I’m not the best person to define my work. I don’t have enough distance from it and can’t theorize it.

Often, people can guess that I have a graffiti writer background—I guess it’s because of the types. I don’t know, I just do what I like in the moment. I’m not into street art, even if I did weird things on walls. Sometimes it’s funny, but it’s less authentic than graffiti for me. I am an artist who has studio work and I do graffiti, but I don’t do graffiti on canvas, or I could reproduce a graffiti but as a landscape.

I don’t want to do the same things full-time, work in an agency, or stay in my studio. Ideally, I want to work on a project one month then work on something very different the next month and have time for my personal work too. Sometimes it’s hard to take time for it because agencies/brands ask for a lot of hours.

You have also worked close with kids. How is it working with kids on art and colors?
I consider myself a kid, so I like to work with kids. I used to paint walls with teenagers that have had problems with the law as a holiday job. We did huge walls in the Paris suburbs and went to Africa twice, too. As a kid, I loved to doing things like that. I also used to talk about my work in high schools for associations.

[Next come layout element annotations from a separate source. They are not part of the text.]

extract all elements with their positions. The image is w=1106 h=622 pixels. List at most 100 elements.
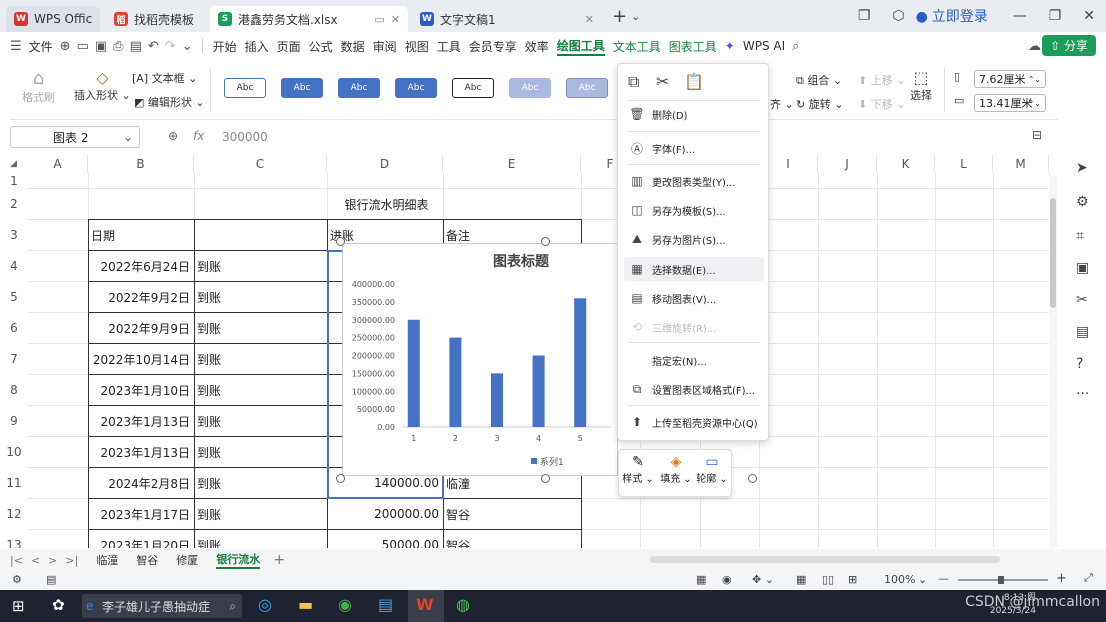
add-sheet-icon[interactable]: +: [273, 552, 285, 568]
sheet-tab[interactable]: 修厦: [176, 552, 198, 568]
menu-tools[interactable]: 工具: [437, 38, 461, 55]
style-button[interactable]: ✎ 样式 ⌄: [621, 454, 655, 485]
column-header[interactable]: A: [28, 155, 88, 173]
zoom-level[interactable]: 100%: [884, 573, 915, 586]
menu-formula[interactable]: 公式: [309, 38, 333, 55]
save-icon[interactable]: ▣: [95, 39, 107, 54]
restore-window-icon[interactable]: ❐: [858, 8, 871, 24]
next-sheet-icon[interactable]: >: [48, 554, 57, 567]
date-cell[interactable]: 2022年10月14日: [88, 343, 195, 375]
column-header[interactable]: M: [993, 155, 1049, 173]
header-cell[interactable]: 日期: [88, 219, 195, 251]
menu-view[interactable]: 视图: [405, 38, 429, 55]
image-icon[interactable]: ▣: [1076, 260, 1089, 276]
date-cell[interactable]: 2023年1月13日: [88, 405, 195, 437]
menu-3d-rotate[interactable]: ⟲ 三维旋转(R)...: [624, 315, 764, 339]
column-header[interactable]: B: [88, 155, 194, 173]
amount-value[interactable]: 200000.00: [327, 498, 444, 530]
status-cell[interactable]: 到账: [194, 467, 328, 499]
menu-draw-tool[interactable]: 绘图工具: [556, 37, 605, 56]
normal-view-icon[interactable]: ▦: [796, 573, 806, 586]
date-cell[interactable]: 2023年1月10日: [88, 374, 195, 406]
menu-save-image[interactable]: ⛰ 另存为图片(S)...: [624, 227, 764, 251]
menu-review[interactable]: 审阅: [373, 38, 397, 55]
zoom-dropdown-icon[interactable]: ⌄: [918, 573, 927, 586]
name-box[interactable]: 图表 2 ⌄: [10, 126, 140, 148]
row-header[interactable]: 13: [0, 529, 28, 549]
stepper-icon[interactable]: ⌃⌄: [1028, 99, 1041, 108]
move-up-button[interactable]: ⬆ 上移 ⌄: [858, 72, 905, 88]
row-header[interactable]: 6: [0, 312, 28, 343]
sheet-list-icon[interactable]: ▤: [46, 573, 56, 586]
status-cell[interactable]: 到账: [194, 405, 328, 437]
select-all-corner[interactable]: ◢: [10, 159, 17, 169]
row-header[interactable]: 1: [0, 173, 28, 188]
close-icon[interactable]: ✕: [391, 13, 400, 26]
folder-icon[interactable]: ▭: [77, 39, 89, 54]
edge-icon[interactable]: ◎: [258, 595, 272, 614]
last-sheet-icon[interactable]: >|: [65, 554, 78, 567]
tab-template[interactable]: 稻 找稻壳模板: [106, 6, 206, 32]
bar-chart[interactable]: 图表标题 400000.00 350000.00 300000.00 250000.00…: [342, 243, 618, 476]
resize-handle[interactable]: [748, 474, 757, 483]
menu-insert[interactable]: 插入: [245, 38, 269, 55]
height-input[interactable]: 13.41厘米 ⌃⌄: [974, 94, 1046, 112]
menu-change-chart-type[interactable]: ▥ 更改图表类型(Y)...: [624, 169, 764, 193]
hamburger-icon[interactable]: ☰: [10, 39, 22, 54]
status-cell[interactable]: 到账: [194, 312, 328, 344]
status-cell[interactable]: 到账: [194, 374, 328, 406]
menu-assign-macro[interactable]: 指定宏(N)...: [624, 348, 764, 372]
date-cell[interactable]: 2023年1月17日: [88, 498, 195, 530]
menu-move-chart[interactable]: ▤ 移动图表(V)...: [624, 286, 764, 310]
windows-start-icon[interactable]: ⊞: [12, 597, 25, 615]
header-cell[interactable]: [194, 219, 328, 251]
app-icon[interactable]: ✿: [52, 596, 65, 614]
date-cell[interactable]: 2023年1月20日: [88, 529, 195, 548]
sheet-tab-active[interactable]: 银行流水: [216, 551, 261, 569]
zoom-out-icon[interactable]: —: [938, 572, 949, 585]
chevron-down-icon[interactable]: ⌄: [182, 39, 193, 54]
group-button[interactable]: ⧉ 组合 ⌄: [796, 72, 842, 88]
row-header[interactable]: 8: [0, 374, 28, 405]
zoom-in-icon[interactable]: +: [1056, 571, 1067, 586]
status-cell[interactable]: 到账: [194, 529, 328, 548]
sheet-tab[interactable]: 智谷: [136, 552, 158, 568]
column-header[interactable]: E: [443, 155, 581, 173]
row-header[interactable]: 3: [0, 219, 28, 250]
tab-spreadsheet[interactable]: S 港鑫劳务文档.xlsx ▭ ✕: [210, 6, 408, 32]
column-header[interactable]: D: [327, 155, 443, 173]
wps-icon[interactable]: W: [416, 595, 434, 614]
fx-icon[interactable]: fx: [193, 129, 204, 143]
screen-icon[interactable]: ▭: [374, 13, 384, 26]
formula-input[interactable]: 300000: [222, 130, 268, 144]
resize-handle[interactable]: [336, 474, 345, 483]
new-icon[interactable]: ⊕: [60, 39, 71, 54]
minimize-icon[interactable]: —: [1013, 8, 1027, 24]
share-button[interactable]: ⇧ 分享: [1042, 35, 1096, 56]
row-header[interactable]: 10: [0, 436, 28, 467]
tab-wps-home[interactable]: W WPS Office: [6, 6, 100, 32]
amount-value[interactable]: 50000.00: [327, 529, 444, 548]
move-down-button[interactable]: ⬇ 下移 ⌄: [858, 96, 905, 112]
align-button[interactable]: 齐 ⌄: [770, 96, 794, 112]
cut-icon[interactable]: ✂: [656, 72, 669, 91]
shape-style-3[interactable]: Abc: [338, 78, 380, 98]
close-window-icon[interactable]: ✕: [1083, 8, 1095, 24]
chevron-down-icon[interactable]: ⌄: [123, 130, 133, 144]
menu-efficiency[interactable]: 效率: [525, 38, 549, 55]
print-icon[interactable]: ⎙: [113, 39, 123, 54]
resize-handle[interactable]: [541, 474, 550, 483]
grid-icon[interactable]: ▦: [696, 573, 706, 586]
row-header[interactable]: 7: [0, 343, 28, 374]
stepper-icon[interactable]: ⌃⌄: [1028, 75, 1041, 84]
fullscreen-icon[interactable]: ⤢: [1084, 571, 1093, 585]
shape-style-2[interactable]: Abc: [281, 78, 323, 98]
zoom-search-icon[interactable]: ⊕: [168, 129, 178, 143]
note-value[interactable]: 智谷: [443, 529, 582, 548]
new-tab-icon[interactable]: +: [612, 6, 627, 27]
pointer-icon[interactable]: ➤: [1076, 160, 1088, 176]
format-painter-button[interactable]: ⌂ 格式刷: [22, 68, 55, 105]
chevron-down-icon[interactable]: ⌄: [631, 10, 640, 23]
edit-shape-button[interactable]: ◩ 编辑形状 ⌄: [134, 94, 205, 110]
search-icon[interactable]: ⌕: [792, 39, 799, 54]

Centre Pompidou Museum asked me to do a fun book for teenagers, so I went to the museum and observed their funny behavior inside the institution. After that, I did few project for the teenager’s space of the museum. I also did a fun book for colette about teenagers in love with the shop and we did a treasure hunt in the there for the book launch.

What are you working on right now? What kind of equipment are you using in your studio?
These days, I’m working on a solo show I have in Belgium in April—it’s about the development of Dapper Café. I always paint with acrylic. I don’t use marker or posca on canvas; I don’t use oil either. Sadly, I just killed my airbrush. I paint on different supports as well—using canvas, paper, wood, or polystyrene. I love to do volume too, with polystyrene.

I’m on both sides: sometimes a graphic designer, an ad on my desk with a MacBook, scanner, datebook… and sometimes I’m a painter. I like to do both, but I do commissioned works when it’s creative.

What’s 2016 bringing for Pablo Cots? New shows and design commissions?
The solo show in Belgium and a collective show in Germany, but I also have a new, exciting project with colette. I hope to have enough time this year to do more wall paintings and zines.